Notably, episodic future thinking (EFT) has been shown to decrease discounting rates (Peters & Büchel, 2010; Stein et al., 2017). One explanation as to why EFT is effective is that by imagining future events in vivid detail, individuals may be more likely to value delayed outcomes in the present when making choices that will benefit their future selves. In a similar way, individuals may construct vivid imagery by recalling past events. The possibility that episodic past thinking (EPT) could achieve the same positive benefit as EFT prompted Daniel and colleagues in 2016 to compare the effects of EFT vs. EPT on delay discounting. In their study, participants who were randomly assigned to engage in EFT or EPT ( n = 27 per group) discounted hypothetical monetary rewards significantly less steeply than participants assigned to a control condition (episodic recent thinking, or ERT). As potentially important as these findings are for the development of episodic thinking treatments, they have yet to be reproduced. Given recent concerns within psychology about failures to reproduce high-profile empirical findings, the present study had two goals. In Experiment 1, we attempted to replicate the procedures of Daniel et al. (2016) as closely as possible with college students. In Experiment 2, we sought to examine the potentially beneficial effects of episodic thinking on delay discounting in a population vulnerable to impulsive choice, namely individuals with DSM-5 Alcohol Use Disorder (AUD; Petry, 2001). Both experiments were reviewed and approved by the Chico State Institutional Review Board (IRB).

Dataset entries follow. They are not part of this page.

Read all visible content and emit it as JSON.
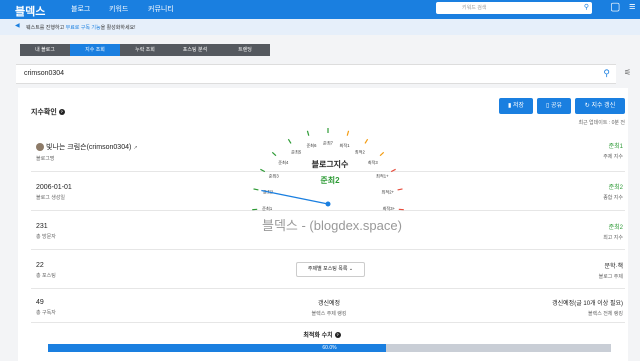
{
  "header": {
    "logo": "블덱스",
    "nav": [
      "블로그",
      "키워드",
      "커뮤니티"
    ],
    "search_placeholder": "키워드 검색"
  },
  "notice": {
    "prefix": "웨스트를 진행하고 ",
    "highlight": "무료로 구독 기능",
    "suffix": "을 활성화하세요!"
  },
  "tabs": [
    "내 블로그",
    "지수 조회",
    "누락 조회",
    "포스팅 분석",
    "트렌딩"
  ],
  "active_tab": 1,
  "search_value": "crimson0304",
  "card": {
    "title": "지수확인",
    "buttons": {
      "save": "저장",
      "share": "공유",
      "refresh": "지수 갱신"
    },
    "updated": "최근 업데이트 : 0분 전",
    "blog_name": "빛나는 크림슨(crimson0304)",
    "blog_name_label": "블로그명",
    "created": "2006-01-01",
    "created_label": "블로그 생성일",
    "visitors": "231",
    "visitors_label": "총 방문자",
    "posts": "22",
    "posts_label": "총 포스팅",
    "subscribers": "49",
    "subscribers_label": "총 구독자",
    "topic_index": "준최1",
    "topic_index_label": "주제 지수",
    "overall_index": "준최2",
    "overall_index_label": "종합 지수",
    "max_index": "준최2",
    "max_index_label": "최고 지수",
    "blog_topic": "문학·책",
    "blog_topic_label": "블로그 주제",
    "topic_rank": "갱신예정",
    "topic_rank_label": "블렉스 주제 랭킹",
    "total_rank": "갱신예정(글 10개 이상 필요)",
    "total_rank_label": "블렉스 전체 랭킹",
    "dropdown": "주제별 포스팅 목록",
    "watermark": "블덱스 - (blogdex.space)"
  },
  "gauge": {
    "title": "블로그지수",
    "value": "준최2",
    "level_index": 2,
    "ticks": [
      "일반",
      "준최1",
      "준최2",
      "준최3",
      "준최4",
      "준최5",
      "준최6",
      "준최7",
      "최적1",
      "최적2",
      "최적3",
      "최적1+",
      "최적2+",
      "최적3+",
      "최적4+"
    ]
  },
  "optimization": {
    "label": "최적화 수치",
    "percent": 60.0,
    "text": "60.0%"
  },
  "colors": {
    "accent": "#1a7fe0",
    "good": "#2e9b36"
  }
}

Experiment 1 successfully adapted the procedures used by Daniel et al. (2016) into an online survey format with college students. Eighty-one participants were randomly assigned to EFT ( n = 24), EPT ( n = 29), or ERT ( n = 28) conditions. Once assigned to their episodic cue condition, participants were prompted to generate personally relevant episodic cues using instructional sets provided by the authors of Daniel et al. (2016). Next, participants completed two delay discounting tasks: one involving past rewards and one involving future rewards. During the discounting tasks, episodic cues generated earlier in the survey were displayed above the choice alternatives. Although we reproduced Daniel et al.’s (2016) findings that EFT and EPT episodic cues were significantly more salient and arousing relative to ERT episodic cues, we did not reproduce the positive effects of EFT and EPT on delay discounting relative to the ERT control condition.
Experiment 2, which began recruitment during Experiment 1, sought to enroll AUD and non-AUD (control) participants through Amazon Mechanical Turk, a crowdsourcing platform commonly used by academic researchers to conduct surveys. Inclusion criteria for the AUD group was consistent with criteria from similar research: Individuals (≥18 years old) needed to (1) endorse ≥ 4 DSM-5 criteria for AUD (moderate to severe AUD); and (2) endorse < 2 DSM-5 criteria for other substances (except nicotine and tobacco). To qualify for the non-AUD group, individuals needed to endorse < 2 DSM-5 criteria for all substances (except nicotine and tobacco). Unfortunately, of the 107 individuals who completed the screening questionnaire, only 5 met inclusion criteria for the AUD group and 7 met inclusion criteria for the non-AUD group. Based on the rate of recruitment, we estimated that it would take considerably longer than expected to recruit the desired sample ( N = 180; n = 90 per group). The experiment was therefore discontinued.